8 PM, Logan Square Auditorium, 2539 N. Kedzie, 866-468-3401, $25.
—Ann Sterzinger
tuesday16
LIVING SACRIFICE Christian metal has always faced aesthetic dilemmas that neither other types of metal nor other types of Christian music have ever really had to deal with. Metal has always depended on a feeling of “diabolus in musica” (if not on actual tritones), and if instead it has “the minor fall, the major lift” of a pious hallelujah, it’ll lack the threatening charge the music needs—to put it secularly, it’ll suck.
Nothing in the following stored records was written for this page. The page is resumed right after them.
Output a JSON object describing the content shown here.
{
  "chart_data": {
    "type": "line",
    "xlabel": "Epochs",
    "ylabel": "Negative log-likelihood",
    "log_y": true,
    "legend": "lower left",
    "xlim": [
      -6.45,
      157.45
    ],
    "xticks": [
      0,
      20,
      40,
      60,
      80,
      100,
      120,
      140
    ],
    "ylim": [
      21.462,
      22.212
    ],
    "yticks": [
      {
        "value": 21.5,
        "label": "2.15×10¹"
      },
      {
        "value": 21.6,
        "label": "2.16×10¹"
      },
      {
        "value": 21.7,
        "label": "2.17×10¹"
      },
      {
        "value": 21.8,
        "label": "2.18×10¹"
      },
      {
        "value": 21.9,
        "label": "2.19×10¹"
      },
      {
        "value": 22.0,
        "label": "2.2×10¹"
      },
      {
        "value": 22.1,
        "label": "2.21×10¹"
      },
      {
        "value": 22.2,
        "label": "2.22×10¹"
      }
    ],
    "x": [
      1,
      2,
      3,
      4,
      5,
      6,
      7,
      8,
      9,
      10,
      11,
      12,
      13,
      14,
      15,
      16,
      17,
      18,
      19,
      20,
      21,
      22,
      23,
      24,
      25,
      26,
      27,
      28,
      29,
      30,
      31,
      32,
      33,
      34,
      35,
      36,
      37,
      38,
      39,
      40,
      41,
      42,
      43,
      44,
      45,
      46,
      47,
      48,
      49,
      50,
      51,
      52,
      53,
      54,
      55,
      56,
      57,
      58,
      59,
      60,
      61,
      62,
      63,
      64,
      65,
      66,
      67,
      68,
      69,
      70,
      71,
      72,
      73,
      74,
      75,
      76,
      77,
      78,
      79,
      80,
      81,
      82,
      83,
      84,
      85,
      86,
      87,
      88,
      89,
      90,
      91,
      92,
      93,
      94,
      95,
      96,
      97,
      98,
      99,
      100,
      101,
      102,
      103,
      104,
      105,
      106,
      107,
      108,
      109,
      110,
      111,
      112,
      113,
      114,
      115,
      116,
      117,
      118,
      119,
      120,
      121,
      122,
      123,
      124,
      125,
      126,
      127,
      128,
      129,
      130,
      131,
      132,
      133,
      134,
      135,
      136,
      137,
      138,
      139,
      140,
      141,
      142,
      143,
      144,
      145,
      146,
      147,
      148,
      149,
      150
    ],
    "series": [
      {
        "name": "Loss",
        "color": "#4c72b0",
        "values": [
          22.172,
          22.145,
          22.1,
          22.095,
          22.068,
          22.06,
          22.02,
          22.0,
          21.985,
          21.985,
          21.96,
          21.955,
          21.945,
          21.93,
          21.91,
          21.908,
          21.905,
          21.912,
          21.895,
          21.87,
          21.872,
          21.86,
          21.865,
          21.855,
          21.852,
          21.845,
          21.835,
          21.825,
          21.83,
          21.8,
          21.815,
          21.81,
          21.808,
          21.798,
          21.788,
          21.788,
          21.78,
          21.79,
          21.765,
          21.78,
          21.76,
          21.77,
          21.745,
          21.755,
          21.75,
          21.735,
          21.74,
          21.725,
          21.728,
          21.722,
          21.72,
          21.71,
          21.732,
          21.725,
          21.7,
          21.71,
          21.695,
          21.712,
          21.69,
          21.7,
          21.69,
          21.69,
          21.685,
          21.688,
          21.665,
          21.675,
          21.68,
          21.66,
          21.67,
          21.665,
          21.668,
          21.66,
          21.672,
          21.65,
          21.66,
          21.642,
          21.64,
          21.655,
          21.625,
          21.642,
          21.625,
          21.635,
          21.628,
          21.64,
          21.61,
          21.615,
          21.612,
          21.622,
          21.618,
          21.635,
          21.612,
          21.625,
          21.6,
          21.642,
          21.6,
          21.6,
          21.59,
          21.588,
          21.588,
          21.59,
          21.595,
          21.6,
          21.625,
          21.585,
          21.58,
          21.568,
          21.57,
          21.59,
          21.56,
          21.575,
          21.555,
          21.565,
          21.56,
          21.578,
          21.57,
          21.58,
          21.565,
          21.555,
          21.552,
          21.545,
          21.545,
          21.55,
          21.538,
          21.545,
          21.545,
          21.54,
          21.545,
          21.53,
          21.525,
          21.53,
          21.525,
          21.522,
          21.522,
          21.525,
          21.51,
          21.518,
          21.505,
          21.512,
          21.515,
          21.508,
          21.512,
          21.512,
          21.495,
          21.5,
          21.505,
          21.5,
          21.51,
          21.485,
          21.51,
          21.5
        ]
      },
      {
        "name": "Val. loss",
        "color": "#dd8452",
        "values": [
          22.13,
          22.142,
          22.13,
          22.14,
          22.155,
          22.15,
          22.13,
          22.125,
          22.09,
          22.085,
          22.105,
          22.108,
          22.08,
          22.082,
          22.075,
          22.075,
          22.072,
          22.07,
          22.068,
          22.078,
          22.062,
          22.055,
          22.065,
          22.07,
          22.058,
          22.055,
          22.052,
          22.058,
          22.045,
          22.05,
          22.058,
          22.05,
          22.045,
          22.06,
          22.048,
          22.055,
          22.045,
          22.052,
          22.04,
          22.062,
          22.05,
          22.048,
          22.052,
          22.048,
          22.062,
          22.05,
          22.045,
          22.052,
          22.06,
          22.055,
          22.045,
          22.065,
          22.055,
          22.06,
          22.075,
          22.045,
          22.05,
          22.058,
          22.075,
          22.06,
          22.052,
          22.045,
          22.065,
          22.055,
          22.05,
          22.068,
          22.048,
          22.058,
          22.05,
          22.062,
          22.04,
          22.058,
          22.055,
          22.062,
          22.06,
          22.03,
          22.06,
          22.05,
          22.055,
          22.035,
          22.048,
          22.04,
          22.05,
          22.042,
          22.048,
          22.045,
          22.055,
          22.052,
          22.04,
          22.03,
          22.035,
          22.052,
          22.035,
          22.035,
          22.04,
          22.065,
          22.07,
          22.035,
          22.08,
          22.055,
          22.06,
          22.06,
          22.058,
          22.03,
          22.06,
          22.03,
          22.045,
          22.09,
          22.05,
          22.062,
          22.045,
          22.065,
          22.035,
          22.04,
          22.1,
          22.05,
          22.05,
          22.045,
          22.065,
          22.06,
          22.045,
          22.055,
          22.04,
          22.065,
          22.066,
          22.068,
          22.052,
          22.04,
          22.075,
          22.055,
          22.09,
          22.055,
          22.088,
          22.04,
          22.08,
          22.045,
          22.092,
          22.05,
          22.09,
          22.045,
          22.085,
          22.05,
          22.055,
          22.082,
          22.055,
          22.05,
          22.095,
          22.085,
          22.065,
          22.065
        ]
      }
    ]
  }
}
Not to mention that a large part of your potential audience will condemn your sound as a tool of the devil no matter what your lyrics say. Living Sacrifice, when they started in the late 80s, were one of a very few credible Christian death-metal bands, and they remained so until their breakup in 2003. The Infinite Order (Solid State) is their first album of new material in almost eight years, and they sound like they’ve never been away. The record makes attacks on atheism (“Nietzsche’s Madness”) and satanism (“Organized Lie”), but confrontation isn’t what these guys do best, despite their thrashy power; they’re better at positivity, and their lyrics turn tracks like “Love Forgives” and “God Is My Home” into improbably joyous hymns. Wisely they’ve rendered that joy almost inaudible in the music—out of the hoarse growls and grinding riffs rises just the faintest glow of triumphalism. Impressive. War of Ages, Shai Hulud, Lionheart, and the Great Commission open. 5 PM, Reggie’s Rock Club, 2109 S. State, 312-949-0121 or 866-468-3401, $15, $13 in advance.
—Monica Kendrick
wednesday17
BURKINA ELECTRIC This transatlantic outfit, led by Brooklyn-based percussionist and composer Lukas Ligeti—son of famed Hungarian composer Gyorgy—comes into its own on its new second album, Paspanga (Cantaloupe). Burkina Electric has found a perfect balance of Western electronic dance music and traditional song forms from Burkina Faso. It certainly helps that the group includes a singer as strong and charismatic as Mai Lingani—who’s a star in Burkina Faso and can rough up her limber, glassy voice into a startling growl—as well as a guitarist as fluid and colorful as her countryman Wende K. Blass. But Ligeti and his German collaborator, Pyrolator (aka Kurt Dahlke, a former member of influential groups D.A.F. and Der Plan), hold up their end of the bargain: the beats they wed to their bandmates’ hypnotizing rustic melodies aren’t jacked-up club stomps but rather three-dimensional matrices of live and programmed percussion that sift, shift, lope, and gallop. The marriage is thoughtful and effective, with each half strengthening the other whether one’s lying low or they’re both going full tilt. The group also includes dancers Hugues Zoko and Idrissa Kafando, who contribute backing vocals. 8:30 PM, Old Town School of Folk Music, 4544 N. Lincoln, 773-728-6000, $5 suggested donation.